Which is strange, because, in November 2018 Abatzoglou et al released a study on precisely this issue: ‘Global Emergence of Anthropogenic Climate Change in Fire Weather Indices’. What they found was that in Australia, natural variability was too high to conclude that anthropogenic climate change was affecting the frequency and intensity of wildfires; the signal to noise ratio was just too high:
Emergence is a function of the signal of change and persistence subject to internal climate variability as com-pared to the natural variability of the baseline period. We deconstruct the primary drivers of emergence in FWI metrics using two approaches.
A majority of terrestrial surfaces show statistically significant increases in all metrics (ttest;p<0.05) for a majority of models by mid-century, including a doubling of FWI95d versus the historical baseline for 31% of burnable global lands. For comparison, the multimodel median standard deviation calculated over the baseline period shows relatively high interannual variability in FWI metrics across portions of Australia which impede emergence based on a signal-to-noise ratio (Figure S5)
In summary then, this massive new report, informative as it is in many respects on issues which I have not touched on here, has nothing further to say in support of the alleged link to climate change being reported on in the months immediately after the wildfires.
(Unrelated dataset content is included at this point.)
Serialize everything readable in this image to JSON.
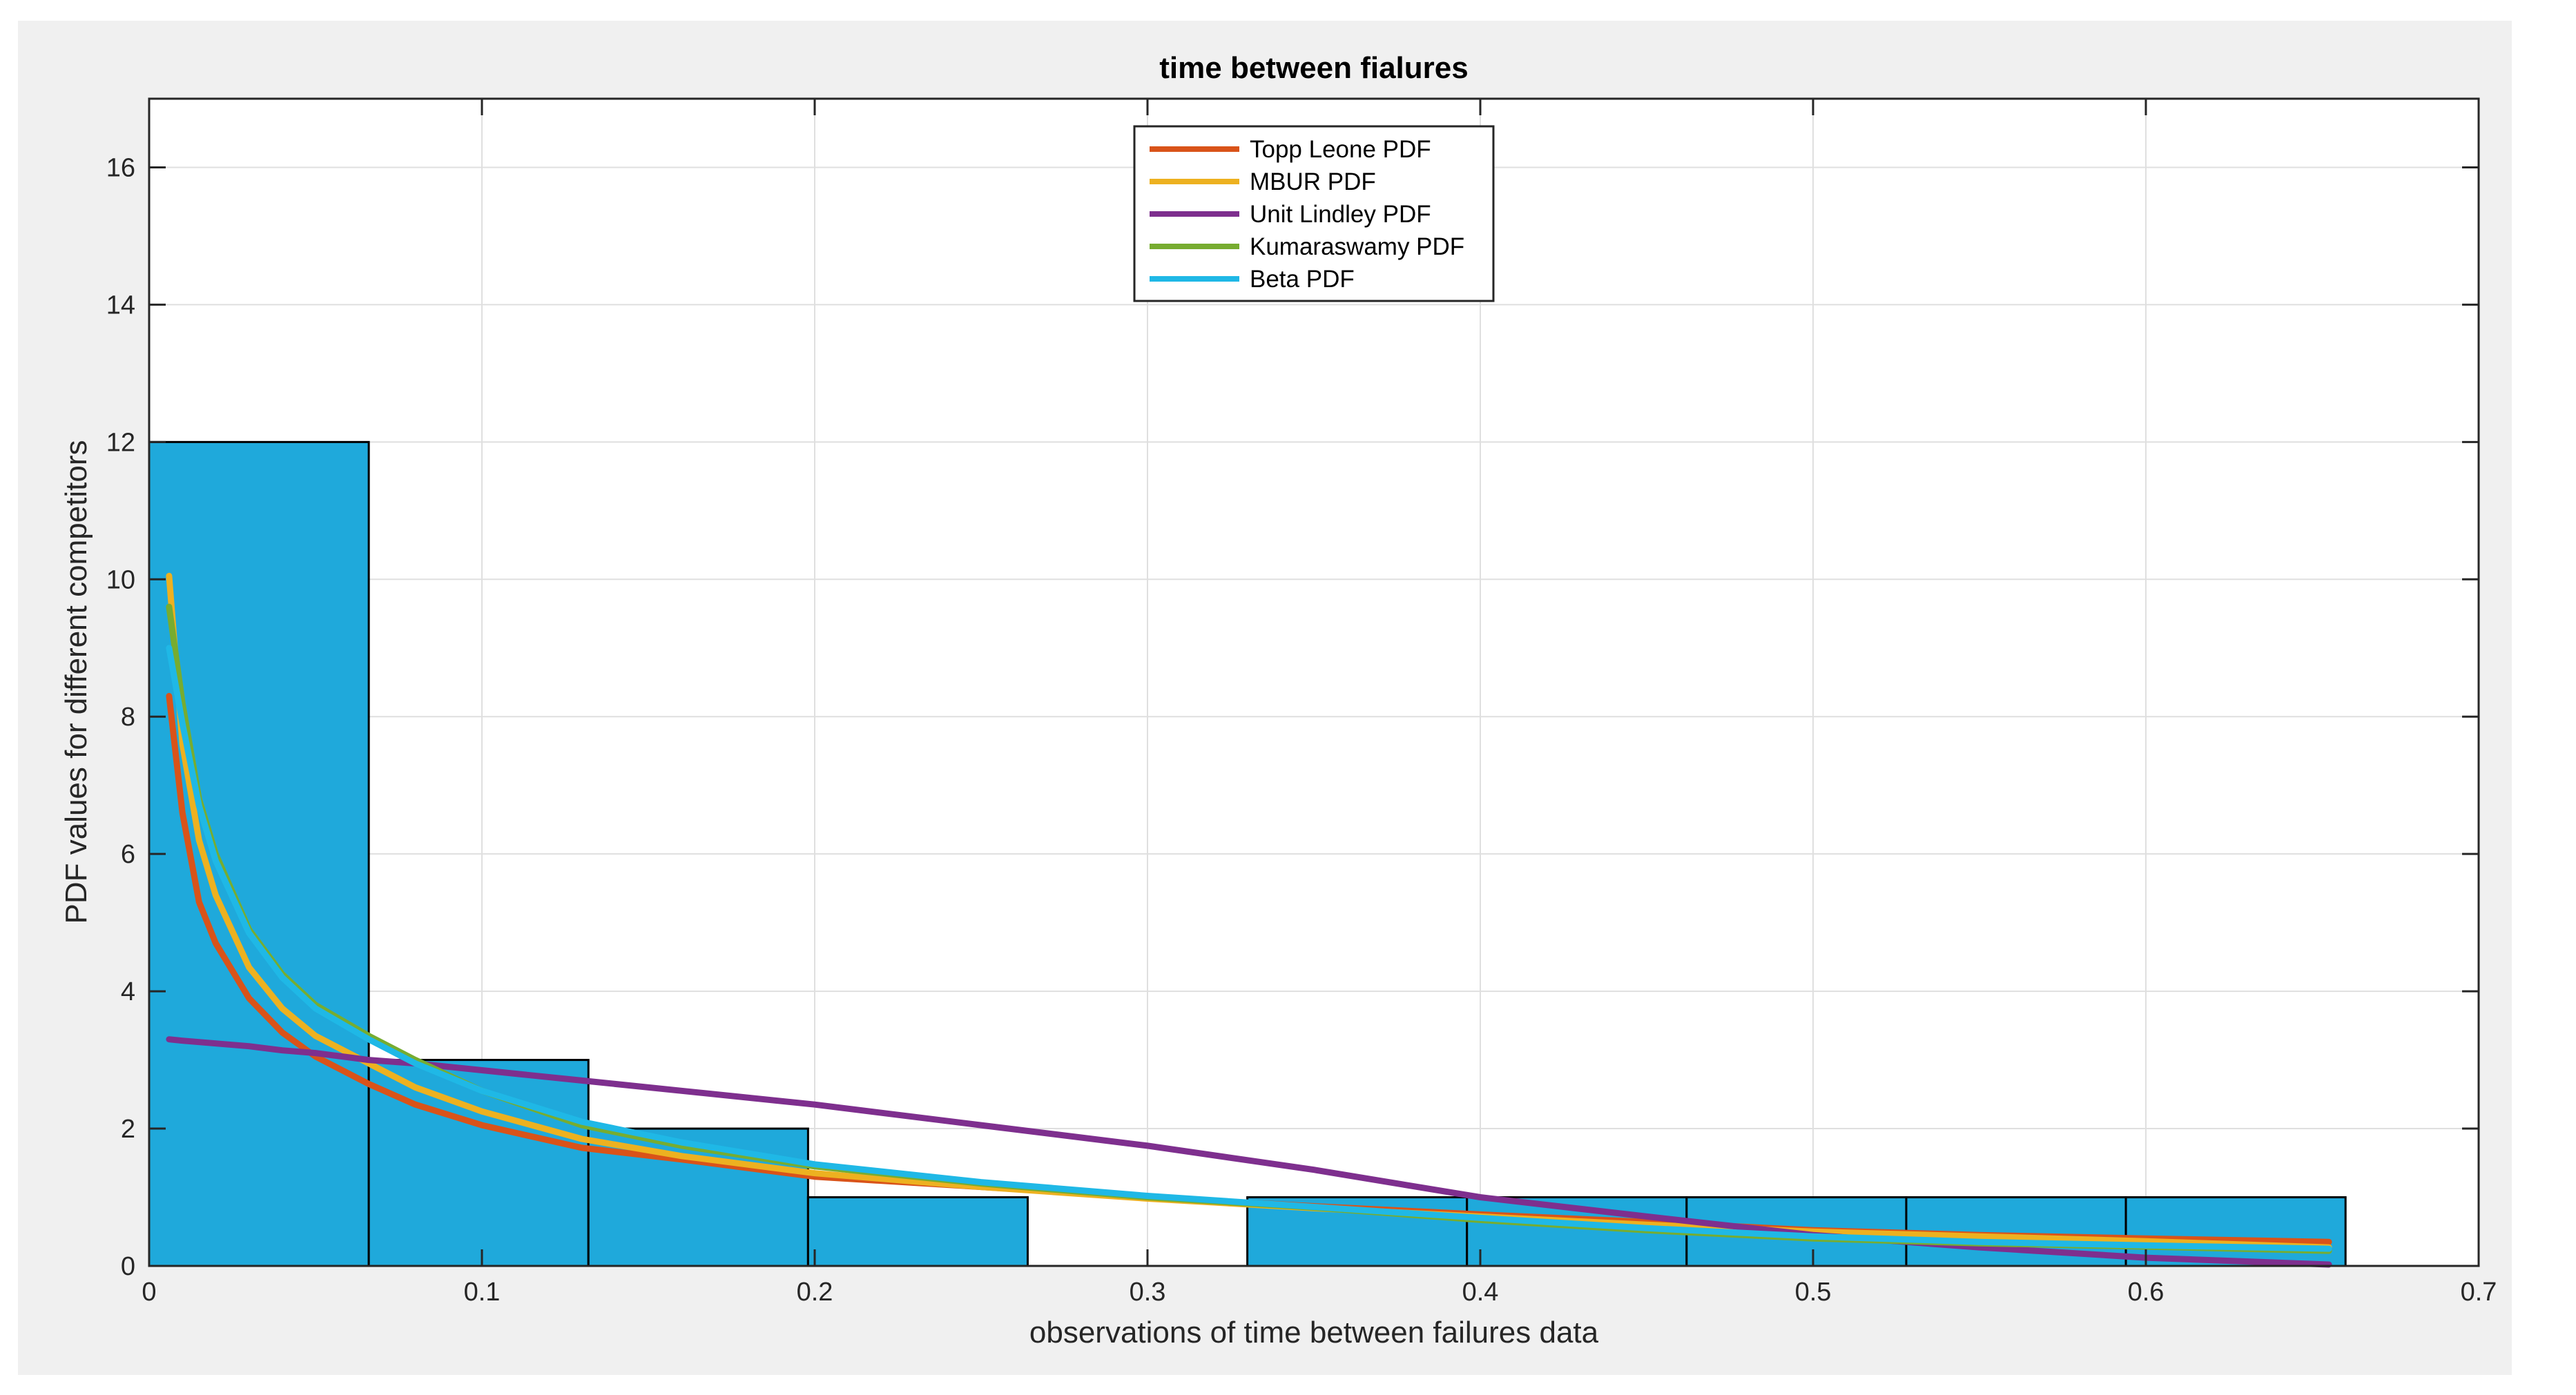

There is no definitive link between climate change and the south eastern Australia forest fires of 2019/20 and there is no good evidence to suggest that wildfires will get worse with increasing GHG emissions. That does not stop the climate alarmist fake news media from reporting that ‘climate change clearly played a role’ though, implying that it played a significant role. It almost certainly did not. That should be the end of the story. It will not be.